Providers call me and tell me they are aware of the situation they face, but they do not have the time to participate in anything other than running their business. So I have to ask: “Do you run your company or does the company run you?”

Look at your staff, your team members. They all should have specific spheres of interest and still know all the other phases of the operation. Each one will help take some of the load off your shoulders. They have to follow your instructions. You are the captain, they are the troops. You sign their paychecks and you have to be sure that they are earning them!

A well-run business will allow you to find the required time to attend state meetings, go to the Medtrade exhibitions, to lobby and contact your legislators and still have the ability to supervise all the details to allow your company to remain successful.

To help fight the many wars our industry faces the necessity for the national and the state associations should be readily recognized. Without the support of the industry and the necessary funds, providers face a dire future. But, with your backing, they will fight for you, provide the tools that you and your customers can use, and help find a solution to many of the difficulties we face. So please, make your voice heard, join. Join now!

It Doesn't Add Up

Just how much profit does CMS think the average provider makes on any transaction? You purchase an item for 75 cents and sell it for $1.25, which shows a 40 percent gross profit. But does that mean there is 50 cents left to run the operation? Heck, no!

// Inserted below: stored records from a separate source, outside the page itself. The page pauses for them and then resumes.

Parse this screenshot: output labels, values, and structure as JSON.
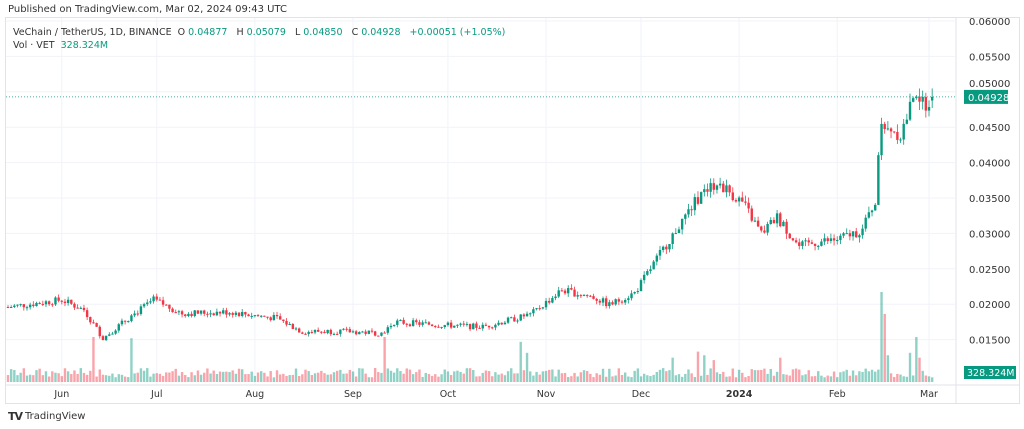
{
  "header": {
    "published": "Published on TradingView.com, Mar 02, 2024 09:43 UTC"
  },
  "legend": {
    "symbol": "VeChain / TetherUS, 1D, BINANCE",
    "o_label": "O",
    "o": "0.04877",
    "h_label": "H",
    "h": "0.05079",
    "l_label": "L",
    "l": "0.04850",
    "c_label": "C",
    "c": "0.04928",
    "change": "+0.00051 (+1.05%)",
    "vol_label": "Vol · VET",
    "vol": "328.324M"
  },
  "footer": {
    "brand": "TradingView"
  },
  "colors": {
    "up": "#089981",
    "down": "#f23645",
    "grid": "#f0f3fa"
  },
  "chart_data": {
    "type": "candlestick",
    "title": "VeChain / TetherUS, 1D, BINANCE",
    "ylim": [
      0.0125,
      0.06
    ],
    "y_ticks": [
      "0.06000",
      "0.05500",
      "0.05000",
      "0.04500",
      "0.04000",
      "0.03500",
      "0.03000",
      "0.02500",
      "0.02000",
      "0.01500"
    ],
    "x_ticks": [
      {
        "label": "Jun",
        "day": 17
      },
      {
        "label": "Jul",
        "day": 47
      },
      {
        "label": "Aug",
        "day": 78
      },
      {
        "label": "Sep",
        "day": 109
      },
      {
        "label": "Oct",
        "day": 139
      },
      {
        "label": "Nov",
        "day": 170
      },
      {
        "label": "Dec",
        "day": 200
      },
      {
        "label": "2024",
        "day": 231
      },
      {
        "label": "Feb",
        "day": 262
      },
      {
        "label": "Mar",
        "day": 291
      }
    ],
    "days": 293,
    "close_keyframes": [
      [
        0,
        0.0196
      ],
      [
        17,
        0.0206
      ],
      [
        24,
        0.0192
      ],
      [
        30,
        0.0152
      ],
      [
        38,
        0.018
      ],
      [
        46,
        0.0206
      ],
      [
        55,
        0.0187
      ],
      [
        70,
        0.0189
      ],
      [
        85,
        0.018
      ],
      [
        93,
        0.0161
      ],
      [
        105,
        0.0162
      ],
      [
        118,
        0.0159
      ],
      [
        122,
        0.0175
      ],
      [
        135,
        0.0171
      ],
      [
        150,
        0.0168
      ],
      [
        165,
        0.0185
      ],
      [
        175,
        0.022
      ],
      [
        185,
        0.021
      ],
      [
        190,
        0.0199
      ],
      [
        198,
        0.0216
      ],
      [
        210,
        0.0298
      ],
      [
        218,
        0.035
      ],
      [
        224,
        0.0373
      ],
      [
        232,
        0.0344
      ],
      [
        238,
        0.03
      ],
      [
        243,
        0.0323
      ],
      [
        250,
        0.0281
      ],
      [
        256,
        0.0288
      ],
      [
        262,
        0.0291
      ],
      [
        270,
        0.0305
      ],
      [
        274,
        0.0347
      ],
      [
        276,
        0.0459
      ],
      [
        282,
        0.0439
      ],
      [
        287,
        0.0502
      ],
      [
        289,
        0.0481
      ],
      [
        292,
        0.04928
      ]
    ],
    "last_price": "0.04928",
    "volume_base_m": 320,
    "volume_spikes_m": [
      [
        27,
        1850
      ],
      [
        39,
        1800
      ],
      [
        119,
        1850
      ],
      [
        162,
        1650
      ],
      [
        164,
        1200
      ],
      [
        210,
        1000
      ],
      [
        218,
        1250
      ],
      [
        220,
        1100
      ],
      [
        223,
        900
      ],
      [
        244,
        1000
      ],
      [
        276,
        3700
      ],
      [
        277,
        2800
      ],
      [
        278,
        1100
      ],
      [
        285,
        1200
      ],
      [
        287,
        1850
      ],
      [
        288,
        1000
      ]
    ],
    "last_volume": "328.324M"
  }
}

This is not the way to determine how much the provider earns on each business deal. I had a meeting with a major accounting firm that specializes in home care and pharmacy locations. They told me that normal business expenses for similar operations average between 31 and 36 percent of the sales. Every time a provider opens the door to the operation, his costs do not change! The figures above leave behind about 5 percent, only a nickel remains from each dollar of a sale. So if they take 32 percent from the $1.25, how much is left to run the business, draw a salary and stay in business? This leaves only about 18 percent gross profit. It does not provide any funds for the services that HME providers are used to providing pro-bono.

I realize the reductions are for specific DME items. I saw their spreadsheet for oxygen concentrators, hospital beds and diabetic supplies. I tried to gather some figures for orthotic and prosthetic devices. How many dealers can run their operations without sufficient profits to maintain the company?

The CMS bid evaluation “ensures” that there will be enough suppliers to meet the needs of the beneficiaries. Just how many well-run companies, supporting their families and those of their employees, giving superb service, will be forced to close? How many senior citizens and their family caregivers will be required to go elsewhere? These patients will lose the level of care they have been receiving and the “winners” will not be in a position to provide the best service to their patients.

It is never too late to fight back! It may be more difficult but when your future is at stake, you have no choice but to make yourself heard. As I have stated many times, you cannot stand alone. But AAHomecare, NAIMES, the state associations, the buying groups (VGM, MED, etc.) all have to work together. You have to become a member and provide the funds they need to fight your battle. If not, your tomorrow will be very dismal.